If there is to be a manifesto for my fight for sexual freedom, if you ever had wondered why is that, "dear god, that woman can never stop talking about sex," let it be this.
No man, woman, child, androgene or trans-gendered person, ought to be subjected to a world in which such a fundamental piece of their human being, their sexual expression and pleasure, should be so demonized as to be relegated as unremarkable for the maintainence of health. That a desire for "healthy partnered sex" should be made synonymous with "irresponsible and immoral behavior." In fact this is an outright lie of the highest order, as any doctor (ought) to be able to tell you that sexual health in fact does have influence on all other aspects of health, and a chronic denial or dysfunction of sexuality will invariably lead to dysfunctions in other aspects of life.
That our very sense of morality and ethics become so unhinged and torn apart that we have no recourse but to attack the very and truly only benefit of leading a good life, the experience of good and pleasurable things, which is at it's heart the only purpose of ethical discourse, the discernment of what "a good life" is in the first place.
This, is what a statement like, "...forcing me to pay... for you to have recreational sex," is ultimately saying. It can be hard to see it, because the phrase "recreational sex" actually conjures up the smokey distracting haze of demons and devils like "promiscuity" and "recreational drugs" and "irresponsible behavior," and kind of sounds like an LSD-inspired trip through the free-love hippie 60's, which while I've got no problems with, plenty of "moralists" do. But if you follow this logic fully what you are doing is equating, and fundamentally marrying, the pursuit of sexual pleasure with irresponsible behavior, which can only lead you down one path that ends at the door to "Sex should never feel good and is only ever moral when it creates babies."
Now it's entirely possible, and I will never claim that it's not, that sex can be immoral, unethical, that it can be painful physically as well as emotionally and have plenty of negative repercussions, and there's a whole world of possibility for sexual activity to be conducted irresponsibly. But never ought we to confuse the two, if we are contemplating sexual ethics. To do that, is to commit several logical fallacies, and end up with the conclusion that Sex = Pregnancy at best, Bad things all other times. This is a lie, it is a lie that the religious right anti-sex brigade propogates with fear-mongering as well as faulty logic and pseudo-science when it thinks it can get away with it.
And it is a lie because in order to live up to such a standard, all husbands would be require to rape their wives every time they have intercourse (and only for the sake of babies, any sexual relations when pregnancy would be unlikely would therefore likewise be immoral.) Furthermore, it would be the husband's duty to resist the temptation even to experience the pleasure in sexual congress, since all pleasure would therefore be sinful. Likewise all women would be required to absolutely never ever be aroused or experience pleasure through such sexual activity (orgasm from rape, "forcible" or otherwise, is not unheard of, or even all that rare) or else again, such behavior would be immoral. ...To my knowledge, while there are plenty of religions that have remarkably strict and conservative views on sex, I have never heard of any so stringent as this.

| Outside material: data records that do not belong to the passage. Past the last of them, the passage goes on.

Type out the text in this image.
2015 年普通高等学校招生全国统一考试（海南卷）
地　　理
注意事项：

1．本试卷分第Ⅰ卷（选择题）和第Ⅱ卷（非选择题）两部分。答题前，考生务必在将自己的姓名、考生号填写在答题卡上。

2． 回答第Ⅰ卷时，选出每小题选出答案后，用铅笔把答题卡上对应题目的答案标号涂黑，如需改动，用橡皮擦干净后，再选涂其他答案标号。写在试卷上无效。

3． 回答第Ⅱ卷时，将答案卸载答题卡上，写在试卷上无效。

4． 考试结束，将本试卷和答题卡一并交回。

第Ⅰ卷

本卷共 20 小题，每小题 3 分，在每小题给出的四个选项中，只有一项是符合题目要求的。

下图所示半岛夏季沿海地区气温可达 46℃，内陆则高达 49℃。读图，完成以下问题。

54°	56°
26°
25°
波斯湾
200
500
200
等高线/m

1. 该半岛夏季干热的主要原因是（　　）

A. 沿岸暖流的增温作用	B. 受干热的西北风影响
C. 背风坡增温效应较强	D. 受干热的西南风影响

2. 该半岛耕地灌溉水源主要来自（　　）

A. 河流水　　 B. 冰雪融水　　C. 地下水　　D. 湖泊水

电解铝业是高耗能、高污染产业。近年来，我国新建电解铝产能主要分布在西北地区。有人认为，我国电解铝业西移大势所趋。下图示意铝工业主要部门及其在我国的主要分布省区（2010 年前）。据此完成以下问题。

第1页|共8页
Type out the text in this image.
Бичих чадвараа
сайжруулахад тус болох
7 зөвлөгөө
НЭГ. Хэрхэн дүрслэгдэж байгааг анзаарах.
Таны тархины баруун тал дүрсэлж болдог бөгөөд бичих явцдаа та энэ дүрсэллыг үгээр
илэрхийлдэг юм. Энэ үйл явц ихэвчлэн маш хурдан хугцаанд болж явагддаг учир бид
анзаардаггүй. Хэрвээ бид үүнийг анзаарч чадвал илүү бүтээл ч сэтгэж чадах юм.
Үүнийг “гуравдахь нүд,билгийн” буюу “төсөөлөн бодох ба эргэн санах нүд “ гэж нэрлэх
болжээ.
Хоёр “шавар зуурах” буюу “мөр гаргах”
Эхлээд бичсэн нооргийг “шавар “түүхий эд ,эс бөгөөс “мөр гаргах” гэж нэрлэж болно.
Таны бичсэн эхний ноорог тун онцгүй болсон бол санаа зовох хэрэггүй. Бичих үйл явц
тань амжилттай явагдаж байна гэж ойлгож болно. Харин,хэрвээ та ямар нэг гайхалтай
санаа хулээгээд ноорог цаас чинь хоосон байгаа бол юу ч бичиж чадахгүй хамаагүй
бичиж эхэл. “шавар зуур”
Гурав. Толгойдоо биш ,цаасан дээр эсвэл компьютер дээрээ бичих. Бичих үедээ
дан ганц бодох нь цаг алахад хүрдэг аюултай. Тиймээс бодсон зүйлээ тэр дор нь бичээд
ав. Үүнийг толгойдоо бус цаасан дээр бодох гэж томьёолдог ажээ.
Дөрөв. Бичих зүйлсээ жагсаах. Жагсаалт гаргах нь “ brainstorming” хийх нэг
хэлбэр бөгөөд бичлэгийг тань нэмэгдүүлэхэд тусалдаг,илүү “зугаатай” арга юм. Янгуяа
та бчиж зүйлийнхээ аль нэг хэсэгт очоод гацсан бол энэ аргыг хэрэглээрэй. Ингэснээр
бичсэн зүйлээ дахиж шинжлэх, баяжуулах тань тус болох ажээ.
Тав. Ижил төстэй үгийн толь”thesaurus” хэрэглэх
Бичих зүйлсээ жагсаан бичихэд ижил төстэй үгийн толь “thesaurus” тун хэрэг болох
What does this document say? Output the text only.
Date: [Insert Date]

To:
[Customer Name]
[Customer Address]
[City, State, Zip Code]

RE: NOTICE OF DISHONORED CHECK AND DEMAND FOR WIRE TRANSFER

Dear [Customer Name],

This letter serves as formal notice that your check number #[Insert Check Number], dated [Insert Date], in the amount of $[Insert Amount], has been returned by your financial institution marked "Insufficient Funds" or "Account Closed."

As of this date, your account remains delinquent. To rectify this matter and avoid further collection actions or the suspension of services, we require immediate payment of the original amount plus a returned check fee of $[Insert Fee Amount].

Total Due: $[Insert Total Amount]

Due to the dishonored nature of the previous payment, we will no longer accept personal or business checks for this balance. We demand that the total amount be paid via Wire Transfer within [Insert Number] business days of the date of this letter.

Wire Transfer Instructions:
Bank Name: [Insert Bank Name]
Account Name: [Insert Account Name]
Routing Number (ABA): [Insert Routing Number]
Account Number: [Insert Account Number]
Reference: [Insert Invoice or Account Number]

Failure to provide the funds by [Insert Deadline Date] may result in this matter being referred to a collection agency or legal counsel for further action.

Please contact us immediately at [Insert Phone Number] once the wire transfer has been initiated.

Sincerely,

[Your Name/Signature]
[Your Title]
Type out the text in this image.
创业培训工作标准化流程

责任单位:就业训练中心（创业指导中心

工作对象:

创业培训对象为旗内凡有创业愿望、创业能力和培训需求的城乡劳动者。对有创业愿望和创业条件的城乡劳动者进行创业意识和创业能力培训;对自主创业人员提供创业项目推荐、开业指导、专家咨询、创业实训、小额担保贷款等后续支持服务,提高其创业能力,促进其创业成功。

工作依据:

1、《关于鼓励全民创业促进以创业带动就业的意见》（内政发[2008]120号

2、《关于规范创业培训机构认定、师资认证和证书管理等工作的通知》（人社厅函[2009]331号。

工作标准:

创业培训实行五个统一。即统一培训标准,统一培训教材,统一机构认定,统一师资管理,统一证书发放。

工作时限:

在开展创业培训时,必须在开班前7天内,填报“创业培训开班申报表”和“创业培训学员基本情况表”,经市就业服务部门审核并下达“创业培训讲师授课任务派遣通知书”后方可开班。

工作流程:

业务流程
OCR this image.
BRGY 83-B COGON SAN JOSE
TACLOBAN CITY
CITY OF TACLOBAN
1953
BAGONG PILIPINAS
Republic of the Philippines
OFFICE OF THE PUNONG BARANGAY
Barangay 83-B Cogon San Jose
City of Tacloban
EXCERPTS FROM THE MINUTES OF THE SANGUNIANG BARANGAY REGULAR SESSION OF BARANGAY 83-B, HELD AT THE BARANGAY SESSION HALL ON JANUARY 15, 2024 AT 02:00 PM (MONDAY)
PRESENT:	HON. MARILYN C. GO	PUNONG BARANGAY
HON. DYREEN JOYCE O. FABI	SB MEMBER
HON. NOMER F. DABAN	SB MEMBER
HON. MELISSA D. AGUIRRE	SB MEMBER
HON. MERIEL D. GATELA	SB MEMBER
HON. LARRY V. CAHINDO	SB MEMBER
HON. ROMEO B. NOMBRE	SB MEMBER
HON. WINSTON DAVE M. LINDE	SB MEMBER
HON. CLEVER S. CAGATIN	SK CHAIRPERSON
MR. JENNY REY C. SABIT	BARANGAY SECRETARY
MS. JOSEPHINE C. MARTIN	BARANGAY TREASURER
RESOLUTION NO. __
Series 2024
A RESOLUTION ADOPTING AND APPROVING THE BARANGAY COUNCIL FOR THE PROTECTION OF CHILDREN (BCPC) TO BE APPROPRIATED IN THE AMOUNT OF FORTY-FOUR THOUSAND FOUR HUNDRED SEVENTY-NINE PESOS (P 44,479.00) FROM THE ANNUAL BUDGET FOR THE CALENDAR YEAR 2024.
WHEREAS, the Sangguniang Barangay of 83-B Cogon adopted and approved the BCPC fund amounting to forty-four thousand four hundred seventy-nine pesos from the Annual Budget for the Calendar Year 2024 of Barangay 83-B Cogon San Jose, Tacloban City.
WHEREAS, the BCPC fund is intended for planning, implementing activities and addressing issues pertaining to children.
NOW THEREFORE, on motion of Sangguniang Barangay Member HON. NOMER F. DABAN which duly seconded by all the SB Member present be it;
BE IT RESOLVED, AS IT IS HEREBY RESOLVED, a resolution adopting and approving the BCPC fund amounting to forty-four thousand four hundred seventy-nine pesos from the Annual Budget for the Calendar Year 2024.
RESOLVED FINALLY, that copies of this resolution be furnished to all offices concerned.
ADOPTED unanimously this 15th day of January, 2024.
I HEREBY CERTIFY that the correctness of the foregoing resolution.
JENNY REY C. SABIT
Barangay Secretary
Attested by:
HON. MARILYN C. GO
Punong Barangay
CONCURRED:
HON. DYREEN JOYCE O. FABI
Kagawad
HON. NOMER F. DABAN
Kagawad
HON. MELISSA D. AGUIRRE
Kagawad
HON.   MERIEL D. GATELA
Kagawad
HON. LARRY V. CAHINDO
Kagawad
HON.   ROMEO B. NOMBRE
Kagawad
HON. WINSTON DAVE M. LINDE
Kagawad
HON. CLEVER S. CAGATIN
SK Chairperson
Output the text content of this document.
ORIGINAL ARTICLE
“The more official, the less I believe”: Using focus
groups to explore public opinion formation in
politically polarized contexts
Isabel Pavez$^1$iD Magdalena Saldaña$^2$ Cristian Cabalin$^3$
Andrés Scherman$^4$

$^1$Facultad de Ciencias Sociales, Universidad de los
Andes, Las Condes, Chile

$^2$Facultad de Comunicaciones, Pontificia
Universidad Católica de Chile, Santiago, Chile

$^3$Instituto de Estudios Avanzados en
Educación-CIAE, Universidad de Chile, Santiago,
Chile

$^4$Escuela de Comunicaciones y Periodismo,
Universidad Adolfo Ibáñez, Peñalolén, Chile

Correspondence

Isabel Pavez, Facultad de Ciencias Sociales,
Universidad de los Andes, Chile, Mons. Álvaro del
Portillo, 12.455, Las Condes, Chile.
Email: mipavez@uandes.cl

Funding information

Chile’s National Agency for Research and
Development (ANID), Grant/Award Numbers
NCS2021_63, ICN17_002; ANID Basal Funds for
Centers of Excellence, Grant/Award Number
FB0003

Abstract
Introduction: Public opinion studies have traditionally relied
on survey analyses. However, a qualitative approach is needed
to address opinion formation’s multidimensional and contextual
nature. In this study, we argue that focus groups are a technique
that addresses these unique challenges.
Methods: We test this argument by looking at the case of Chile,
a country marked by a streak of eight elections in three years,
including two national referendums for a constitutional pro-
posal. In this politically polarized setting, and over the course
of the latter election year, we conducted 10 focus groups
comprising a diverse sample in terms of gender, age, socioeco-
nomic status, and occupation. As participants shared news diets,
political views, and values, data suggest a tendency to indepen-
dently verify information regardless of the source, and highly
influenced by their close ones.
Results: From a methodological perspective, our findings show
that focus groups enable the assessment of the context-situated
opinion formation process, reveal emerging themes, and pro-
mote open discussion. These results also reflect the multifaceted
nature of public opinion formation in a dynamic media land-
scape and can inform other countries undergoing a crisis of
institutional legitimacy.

Now someone might be tempted to make the claim that, just because sexual pleasure isn't a "right," doesn't make it a "wrong," and all the position is arguing is that taxpayers shouldn't have to "pay" for people's "hobbies." But equating sexuality with a "hobby" is itself a grave injustice, an insult and an outright unethical stance to take in the way it must inherently rely on a denial of personal liberties, so there really is no middle ground to be found here.